Congress has proposed legislation that would authorize the Secretary to make payments to individuals designated as attomeys-in-fact under a durable power of attorney. See H.R. 5948 § 2(a)(1), 112th Cong. (2012). House Bill 5948, which was passed by the House of Representatives but died in committee in the Senate, was intended to "enable a veteran to designate a preferred fiduciary ahead of time,” and require the Secretary, if he determines that a different individual should serve as fiduciary, to present "the reason for not appointing that [predesignated] fiduciary ... in writing.” H.R.Rep. No. 112-678, at 14 (2012). These changes if made, however, may come too late for Mr. Solze and his family, given his advanced age and the fact that the legislative process must begin anew in the 113th Congress.
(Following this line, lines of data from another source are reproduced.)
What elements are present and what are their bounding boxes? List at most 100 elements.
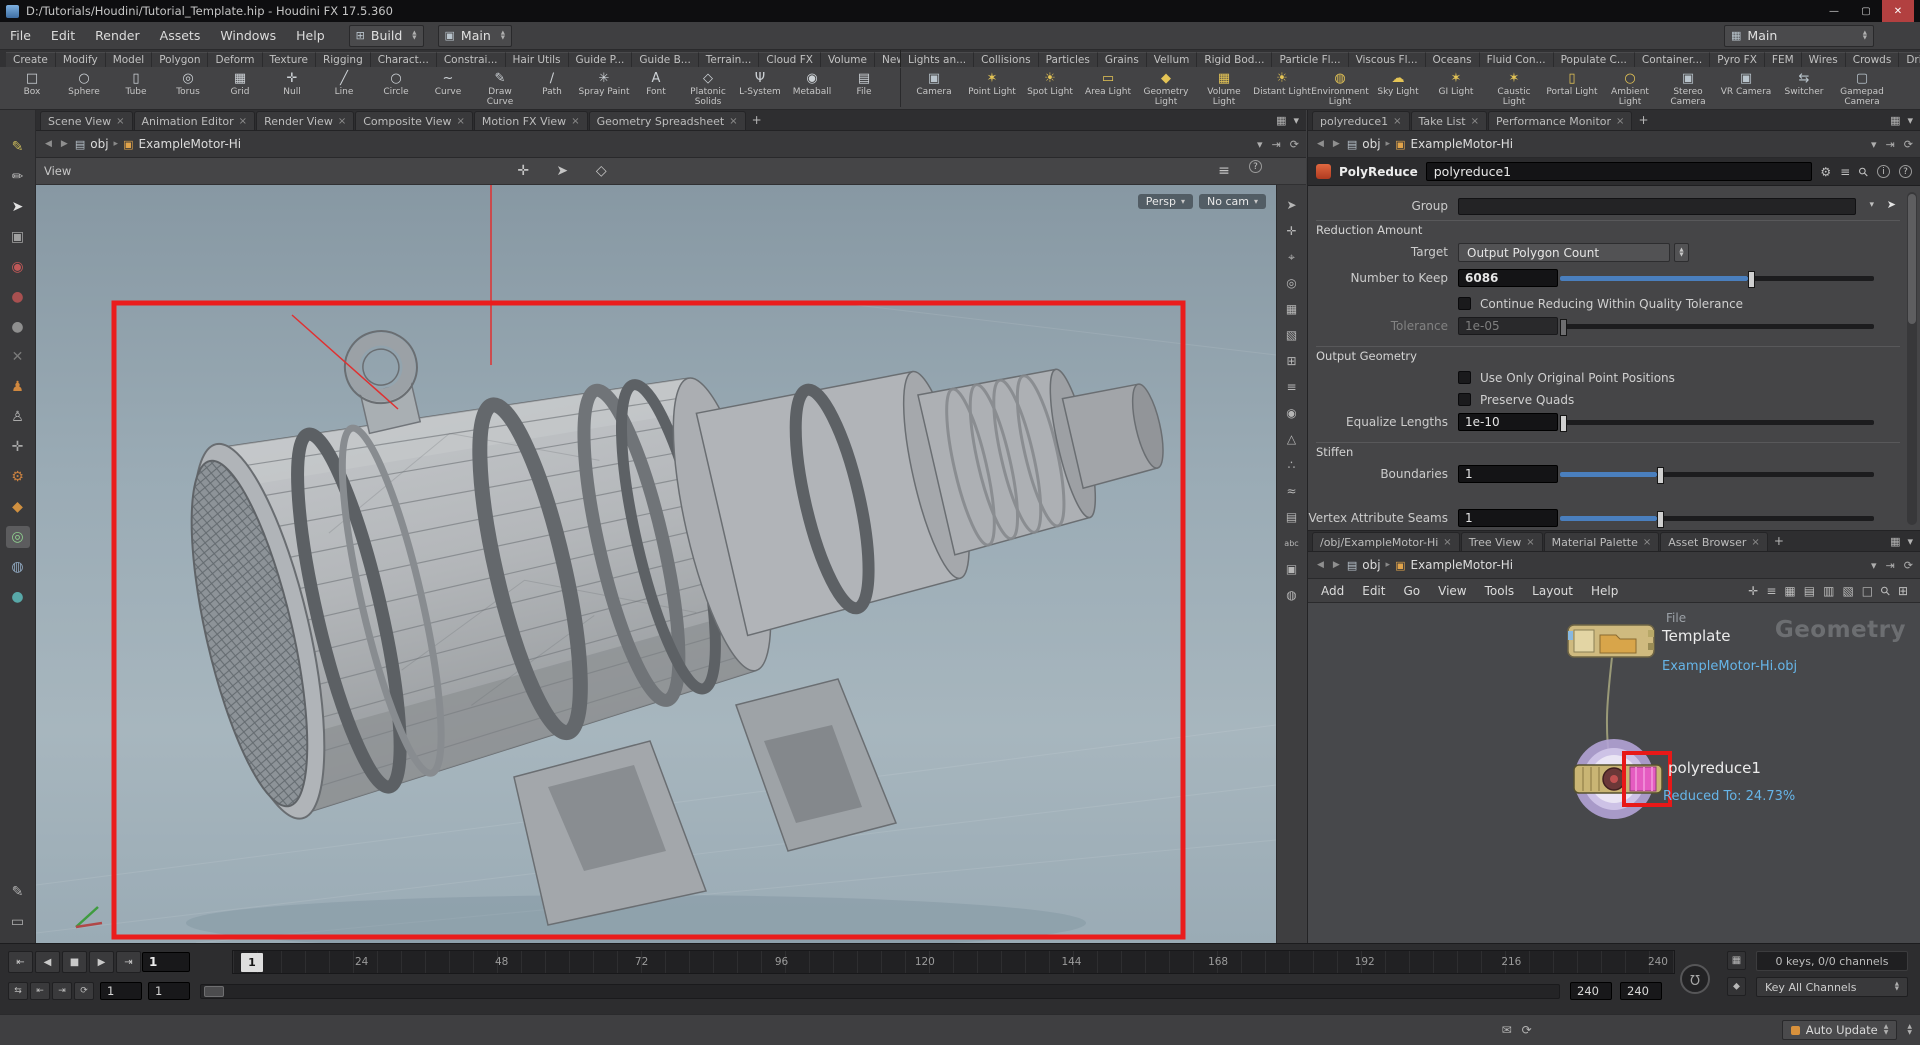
back-icon[interactable]: ◀ <box>1315 560 1326 570</box>
shelf-tool-portal-light[interactable]: ▯ Portal Light <box>1543 68 1601 107</box>
shelf-tool-null[interactable]: ✛ Null <box>266 68 318 107</box>
shelf-tool-environment-light[interactable]: ◍ Environment Light <box>1311 68 1369 107</box>
shelf-tool-grid[interactable]: ▦ Grid <box>214 68 266 107</box>
tolerance-slider[interactable] <box>1560 316 1874 338</box>
motor-model[interactable] <box>148 185 1203 830</box>
pose-tool-icon[interactable]: ♙ <box>6 406 30 428</box>
keyframe-options-icon[interactable]: ▦ <box>1727 951 1746 970</box>
help-icon[interactable]: ? <box>1899 165 1912 178</box>
tab-close-icon[interactable]: × <box>1526 537 1534 548</box>
menu-item[interactable]: Help <box>286 28 335 43</box>
network-menu-item[interactable]: Help <box>1582 584 1627 598</box>
net-layout-icon[interactable]: ⊞ <box>1898 584 1908 598</box>
shelf-tab[interactable]: Volume <box>820 52 875 67</box>
network-menu-item[interactable]: Layout <box>1523 584 1582 598</box>
translate-tool-icon[interactable]: ✛ <box>511 160 535 182</box>
network-menu-item[interactable]: Go <box>1394 584 1429 598</box>
radial-menu-selector[interactable]: ▣ Main ▲ ▼ <box>437 24 512 47</box>
camera-selector[interactable]: No cam ▾ <box>1199 194 1266 209</box>
range-slider[interactable] <box>200 984 1560 999</box>
annotate-tool-icon[interactable]: ✎ <box>6 881 30 903</box>
network-menu-item[interactable]: View <box>1429 584 1475 598</box>
pin-tool-icon[interactable]: ◉ <box>6 256 30 278</box>
shelf-tool-point-light[interactable]: ✶ Point Light <box>963 68 1021 107</box>
brush-tool-icon[interactable]: ✎ <box>6 136 30 158</box>
number-to-keep-field[interactable]: 6086 <box>1458 269 1558 287</box>
shelf-tab[interactable]: Rigging <box>315 52 371 67</box>
network-menu-item[interactable]: Tools <box>1476 584 1524 598</box>
viewport-help-icon[interactable]: ? <box>1249 160 1262 173</box>
shading-mode-icon[interactable]: ◉ <box>1280 405 1304 421</box>
view-mode-icon[interactable]: ➤ <box>1280 197 1304 213</box>
shelf-tool-distant-light[interactable]: ☀ Distant Light <box>1253 68 1311 107</box>
fluid-tool-icon[interactable]: ● <box>6 586 30 608</box>
group-dropdown-icon[interactable]: ▾ <box>1869 200 1874 210</box>
shelf-tool-spray-paint[interactable]: ✳ Spray Paint <box>578 68 630 107</box>
tab-close-icon[interactable]: × <box>571 116 579 127</box>
shelf-tab[interactable]: Particles <box>1038 52 1098 67</box>
net-grid-icon[interactable]: ▦ <box>1784 584 1795 598</box>
section-header[interactable]: Output Geometry <box>1316 346 1900 363</box>
net-folder-icon[interactable]: □ <box>1862 584 1873 598</box>
pane-menu-icon[interactable]: ▾ <box>1907 114 1913 127</box>
frame-view-icon[interactable]: ▧ <box>1280 327 1304 343</box>
template-display-icon[interactable]: ▤ <box>1280 509 1304 525</box>
shelf-tool-path[interactable]: ∕ Path <box>526 68 578 107</box>
shelf-tool-ambient-light[interactable]: ○ Ambient Light <box>1601 68 1659 107</box>
breadcrumb-node[interactable]: ExampleMotor-Hi <box>1410 558 1513 572</box>
pane-tab[interactable]: /obj/ExampleMotor-Hi × <box>1312 532 1460 551</box>
shelf-tool-caustic-light[interactable]: ✶ Caustic Light <box>1485 68 1543 107</box>
group-pick-arrow-icon[interactable]: ➤ <box>1887 198 1896 211</box>
vertex-seams-field[interactable]: 1 <box>1458 509 1558 527</box>
shelf-tool-font[interactable]: A Font <box>630 68 682 107</box>
shelf-tab[interactable]: Texture <box>262 52 316 67</box>
network-menu-item[interactable]: Edit <box>1353 584 1394 598</box>
breadcrumb-root[interactable]: obj <box>1362 137 1380 151</box>
shelf-tool-file[interactable]: ▤ File <box>838 68 890 107</box>
net-palette-icon[interactable]: ▧ <box>1842 584 1853 598</box>
shelf-tab[interactable]: Populate C... <box>1553 52 1635 67</box>
shelf-tool-gi-light[interactable]: ✶ GI Light <box>1427 68 1485 107</box>
breadcrumb-root[interactable]: obj <box>1362 558 1380 572</box>
shelf-tab[interactable]: Guide B... <box>632 52 699 67</box>
tolerance-field[interactable]: 1e-05 <box>1458 317 1558 335</box>
label-display-icon[interactable]: abc <box>1280 535 1304 551</box>
pane-tab[interactable]: Tree View × <box>1460 532 1543 551</box>
forward-icon[interactable]: ▶ <box>1331 139 1342 149</box>
net-search-icon[interactable]: ⚲ <box>1877 582 1893 598</box>
go-to-end-button[interactable]: ⇥ <box>116 951 141 973</box>
message-log-icon[interactable]: ✉ <box>1502 1023 1512 1037</box>
breadcrumb-node[interactable]: ExampleMotor-Hi <box>138 137 241 151</box>
pane-menu-icon[interactable]: ▾ <box>1293 114 1299 127</box>
timeline-ruler[interactable]: 1 24 48 72 96 120 144 168 192 216 240 <box>232 950 1675 974</box>
new-pane-tab-button[interactable]: + <box>1632 113 1654 127</box>
pane-tab[interactable]: Render View × <box>256 111 355 130</box>
polyreduce-node[interactable] <box>1573 764 1663 794</box>
shelf-tab[interactable]: Rigid Bod... <box>1197 52 1273 67</box>
range-start-field[interactable]: 1 <box>100 982 142 1000</box>
tab-close-icon[interactable]: × <box>1751 537 1759 548</box>
shelf-tab[interactable]: Wires <box>1801 52 1846 67</box>
minimize-button[interactable]: — <box>1818 0 1850 22</box>
number-to-keep-slider[interactable] <box>1560 268 1874 290</box>
desktop-build-selector[interactable]: ⊞ Build ▲ ▼ <box>348 24 424 47</box>
update-mode-selector[interactable]: Auto Update ▲ ▼ <box>1781 1020 1898 1040</box>
vertex-seams-slider[interactable] <box>1560 508 1874 530</box>
geometry-tool-icon[interactable]: ◎ <box>5 526 30 548</box>
shelf-tool-geometry-light[interactable]: ◆ Geometry Light <box>1137 68 1195 107</box>
playback-end-field[interactable]: 240 <box>1570 982 1612 1000</box>
shelf-tool-box[interactable]: □ Box <box>6 68 58 107</box>
shelf-tool-gamepad-camera[interactable]: ▢ Gamepad Camera <box>1833 68 1891 107</box>
shelf-tool-metaball[interactable]: ◉ Metaball <box>786 68 838 107</box>
select-tool-icon[interactable]: ➤ <box>6 196 30 218</box>
breadcrumb-root[interactable]: obj <box>90 137 108 151</box>
current-frame-field[interactable]: 1 <box>142 952 190 972</box>
shelf-tool-line[interactable]: ╱ Line <box>318 68 370 107</box>
shelf-tab[interactable]: Particle Fl... <box>1272 52 1349 67</box>
forward-icon[interactable]: ▶ <box>1331 560 1342 570</box>
viewport[interactable]: Persp ▾ No cam ▾ <box>36 185 1276 943</box>
shelf-tool-tube[interactable]: ▯ Tube <box>110 68 162 107</box>
character-tool-icon[interactable]: ♟ <box>6 376 30 398</box>
tab-close-icon[interactable]: × <box>457 116 465 127</box>
prev-keyframe-button[interactable]: ⇤ <box>30 982 50 1000</box>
. Contrary to the Secretary's contentions in his October 25, 2012, response, it does not appear that a field examination into Mr. Sol-ze’s status is necessary. See Secretary’s Oct. 25, 2012, Response at 4. Mr. Solze’s incompetency is not disputed, and so the only issue appears to be whether Ms. Dimitre is qualified to serve as his fiduciary. Compare 38 C.F.R. § 3.353(b)(2) (2012) (field examinations to determine incompetency) with 38 U.S.C. § 5507(a)-(b) (requiring an inquiry into the suitability of a proposed fiduciary).
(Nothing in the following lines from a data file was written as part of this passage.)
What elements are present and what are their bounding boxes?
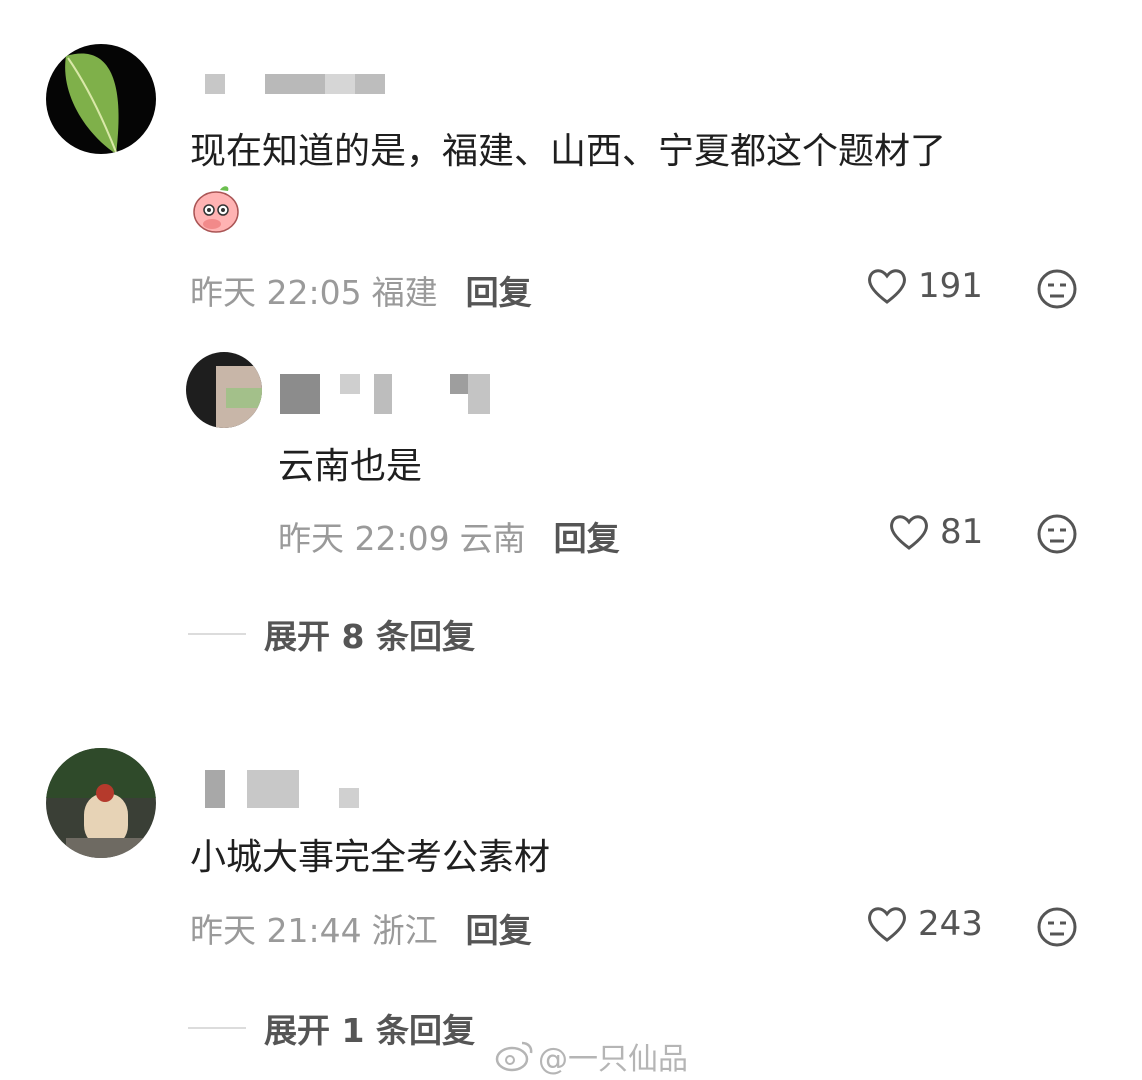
expand-replies-label: 展开 8 条回复	[264, 617, 475, 656]
heart-icon	[868, 907, 906, 942]
comment-location: 浙江	[371, 911, 438, 950]
heart-icon	[890, 515, 928, 550]
comment-location: 福建	[371, 273, 438, 312]
like-count: 191	[918, 266, 983, 306]
dislike-face-icon[interactable]	[1036, 513, 1078, 559]
comment-text: 小城大事完全考公素材	[190, 837, 551, 878]
heart-icon	[868, 269, 906, 304]
reply-button[interactable]: 回复	[466, 266, 532, 314]
reply-text: 云南也是	[278, 446, 423, 487]
comment-meta: 昨天 22:05 福建 回复	[190, 266, 532, 314]
comment-meta: 昨天 21:44 浙江 回复	[190, 904, 532, 952]
like-button[interactable]: 81	[888, 512, 983, 552]
username-blurred[interactable]	[205, 74, 385, 94]
divider	[188, 1027, 246, 1029]
like-button[interactable]: 191	[866, 266, 983, 306]
username-blurred[interactable]	[205, 770, 359, 808]
comment-text: 现在知道的是，福建、山西、宁夏都这个题材了	[190, 131, 947, 172]
leaf-avatar-image	[65, 53, 119, 154]
reply-location: 云南	[459, 519, 526, 558]
reply-button[interactable]: 回复	[554, 512, 620, 560]
reply-avatar[interactable]	[186, 352, 262, 428]
reply-username-blurred[interactable]	[280, 374, 490, 414]
like-count: 81	[940, 512, 984, 552]
expand-replies-label: 展开 1 条回复	[264, 1011, 475, 1050]
divider	[188, 633, 246, 635]
avatar[interactable]	[46, 44, 156, 154]
watermark-text: @一只仙品	[538, 1042, 688, 1077]
reply-time: 昨天 22:09	[278, 519, 450, 558]
like-button[interactable]: 243	[866, 904, 983, 944]
comment-time: 昨天 22:05	[190, 273, 362, 312]
reply-meta: 昨天 22:09 云南 回复	[278, 512, 620, 560]
expand-replies-button[interactable]: 展开 8 条回复	[188, 610, 475, 658]
like-count: 243	[918, 904, 983, 944]
dislike-face-icon[interactable]	[1036, 906, 1078, 952]
emoji-sticker	[190, 182, 242, 234]
dislike-face-icon[interactable]	[1036, 268, 1078, 314]
avatar[interactable]	[46, 748, 156, 858]
watermark: @一只仙品	[494, 1034, 688, 1078]
reply-button[interactable]: 回复	[466, 904, 532, 952]
weibo-logo-icon	[495, 1041, 533, 1072]
expand-replies-button[interactable]: 展开 1 条回复	[188, 1004, 475, 1052]
comment-time: 昨天 21:44	[190, 911, 362, 950]
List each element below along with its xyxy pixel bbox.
. This is even more troublesome in light of the Secretary’s own internal policy, which states that ”[w]hen the beneficiary’s VA-derived estate is sizable, or all VA benefits payable will not be used monthly and a VA-derived estate is expected to build, court appointment should be considered.” M21-1MR, Part XI, Chapter 2, Section E.28.h. Mr. Solze has been assigned a 100% disability rating for ischemic heart disease, effective August 2010, which entitles him to a monthly payment of approximately $2,800. Secretary’s Oct. 25, 2012, Resp. ex. 2; Veterans Compensation Benefits Rate Tables-Effective 1211111, available at http://www.vba.va.gov/ bln/2 l/rates/comp01.htm. Counting both these monthly payments and a retroactive payment of $10,692, see Petition at 6, VA has now withheld more than $50,000 of Mr. Solze’s benefits.
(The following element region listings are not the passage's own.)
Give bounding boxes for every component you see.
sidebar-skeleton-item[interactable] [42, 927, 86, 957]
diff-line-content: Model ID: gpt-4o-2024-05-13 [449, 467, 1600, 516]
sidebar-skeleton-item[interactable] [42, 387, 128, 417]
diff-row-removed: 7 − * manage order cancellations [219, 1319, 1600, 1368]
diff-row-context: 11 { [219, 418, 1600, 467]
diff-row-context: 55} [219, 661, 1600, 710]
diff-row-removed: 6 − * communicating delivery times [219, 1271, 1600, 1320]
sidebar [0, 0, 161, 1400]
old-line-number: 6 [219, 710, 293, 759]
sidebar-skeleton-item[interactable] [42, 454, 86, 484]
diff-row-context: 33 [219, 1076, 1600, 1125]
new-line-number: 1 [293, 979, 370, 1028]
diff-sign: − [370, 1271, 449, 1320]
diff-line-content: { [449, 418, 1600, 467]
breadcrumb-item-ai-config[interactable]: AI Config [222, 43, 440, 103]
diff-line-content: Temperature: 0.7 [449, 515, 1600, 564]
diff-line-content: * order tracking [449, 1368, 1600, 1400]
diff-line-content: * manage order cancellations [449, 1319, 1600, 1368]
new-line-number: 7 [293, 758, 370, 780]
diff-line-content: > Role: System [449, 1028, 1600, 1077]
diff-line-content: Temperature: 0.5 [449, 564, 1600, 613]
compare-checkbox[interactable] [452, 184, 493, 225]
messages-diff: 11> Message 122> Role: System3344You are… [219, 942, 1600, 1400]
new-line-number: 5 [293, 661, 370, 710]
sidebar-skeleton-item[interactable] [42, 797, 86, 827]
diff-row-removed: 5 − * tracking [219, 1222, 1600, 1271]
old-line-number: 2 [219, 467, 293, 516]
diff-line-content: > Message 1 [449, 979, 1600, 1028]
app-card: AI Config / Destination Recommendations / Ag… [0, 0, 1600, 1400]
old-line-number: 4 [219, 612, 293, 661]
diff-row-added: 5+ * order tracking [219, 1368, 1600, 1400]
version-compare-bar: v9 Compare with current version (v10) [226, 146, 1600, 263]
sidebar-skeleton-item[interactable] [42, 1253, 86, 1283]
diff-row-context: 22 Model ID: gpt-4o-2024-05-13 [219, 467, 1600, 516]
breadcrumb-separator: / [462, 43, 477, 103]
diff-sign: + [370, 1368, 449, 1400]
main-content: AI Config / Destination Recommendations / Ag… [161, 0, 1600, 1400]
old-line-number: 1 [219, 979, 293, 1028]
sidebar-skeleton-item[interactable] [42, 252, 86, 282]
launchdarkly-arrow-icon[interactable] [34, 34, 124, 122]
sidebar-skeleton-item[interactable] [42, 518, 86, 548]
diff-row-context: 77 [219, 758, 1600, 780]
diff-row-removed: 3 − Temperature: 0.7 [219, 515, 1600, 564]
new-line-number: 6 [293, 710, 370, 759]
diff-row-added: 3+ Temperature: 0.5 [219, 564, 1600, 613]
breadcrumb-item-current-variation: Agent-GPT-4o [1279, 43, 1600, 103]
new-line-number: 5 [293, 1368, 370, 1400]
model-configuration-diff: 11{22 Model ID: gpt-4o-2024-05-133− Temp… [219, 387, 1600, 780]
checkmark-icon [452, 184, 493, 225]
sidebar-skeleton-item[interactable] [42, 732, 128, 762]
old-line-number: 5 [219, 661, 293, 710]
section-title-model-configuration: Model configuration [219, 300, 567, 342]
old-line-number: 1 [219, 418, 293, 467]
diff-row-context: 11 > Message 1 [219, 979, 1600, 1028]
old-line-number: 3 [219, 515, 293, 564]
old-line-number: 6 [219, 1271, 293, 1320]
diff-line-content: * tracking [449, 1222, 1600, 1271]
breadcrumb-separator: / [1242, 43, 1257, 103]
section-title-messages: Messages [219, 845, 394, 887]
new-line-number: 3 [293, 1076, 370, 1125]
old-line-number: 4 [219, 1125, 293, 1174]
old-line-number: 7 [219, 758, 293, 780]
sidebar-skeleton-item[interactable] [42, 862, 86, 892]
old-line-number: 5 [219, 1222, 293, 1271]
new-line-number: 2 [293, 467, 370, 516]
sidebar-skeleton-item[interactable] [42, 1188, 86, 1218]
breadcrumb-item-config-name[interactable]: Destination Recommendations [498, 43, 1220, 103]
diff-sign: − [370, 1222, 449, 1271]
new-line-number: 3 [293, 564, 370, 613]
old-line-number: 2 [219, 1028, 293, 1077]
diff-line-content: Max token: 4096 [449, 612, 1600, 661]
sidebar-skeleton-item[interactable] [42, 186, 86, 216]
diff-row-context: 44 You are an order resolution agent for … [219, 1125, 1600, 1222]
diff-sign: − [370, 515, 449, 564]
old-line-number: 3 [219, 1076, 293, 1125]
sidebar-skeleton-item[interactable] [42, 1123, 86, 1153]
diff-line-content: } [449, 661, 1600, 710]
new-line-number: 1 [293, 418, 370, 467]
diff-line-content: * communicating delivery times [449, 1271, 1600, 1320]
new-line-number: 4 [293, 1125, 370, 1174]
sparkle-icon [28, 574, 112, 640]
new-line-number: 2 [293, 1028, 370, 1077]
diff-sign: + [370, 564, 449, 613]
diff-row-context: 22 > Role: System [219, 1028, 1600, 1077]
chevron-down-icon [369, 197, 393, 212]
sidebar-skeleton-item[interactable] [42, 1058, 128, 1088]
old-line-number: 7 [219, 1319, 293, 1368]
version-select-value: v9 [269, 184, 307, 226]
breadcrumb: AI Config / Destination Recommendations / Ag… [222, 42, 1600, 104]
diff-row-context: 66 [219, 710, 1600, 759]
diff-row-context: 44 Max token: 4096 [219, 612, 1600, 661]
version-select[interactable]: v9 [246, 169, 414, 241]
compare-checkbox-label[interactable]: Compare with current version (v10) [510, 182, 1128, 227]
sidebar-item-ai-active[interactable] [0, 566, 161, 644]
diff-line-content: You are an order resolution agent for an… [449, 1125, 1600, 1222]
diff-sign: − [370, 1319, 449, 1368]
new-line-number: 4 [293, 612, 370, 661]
. I am also concerned by the Secretary's assertion that the section 5507(a) and (b) certification process applies to temporary payments made to a custodian-in-fact under § 13.63. Secretary’s Oct. 25, 2012, Resp. at 12; but see M21-1MR, Part XI, Chapter 2, Section E.28.p (requiring only a character witness to corroborate the custodian-in-fact’s suitability). Requiring a custodian-in-fact to undergo the full VA fiduciary certification process seems to undercut the purpose of section 5502(d) and § 13.63, since those provisions are designed to provide an emergency alternative in the absence of an actual VA fiduciary. This is especially true given the fact that Ms. Guillerault has been taking care of her father for some time and has provided for his care without the “help” of VA.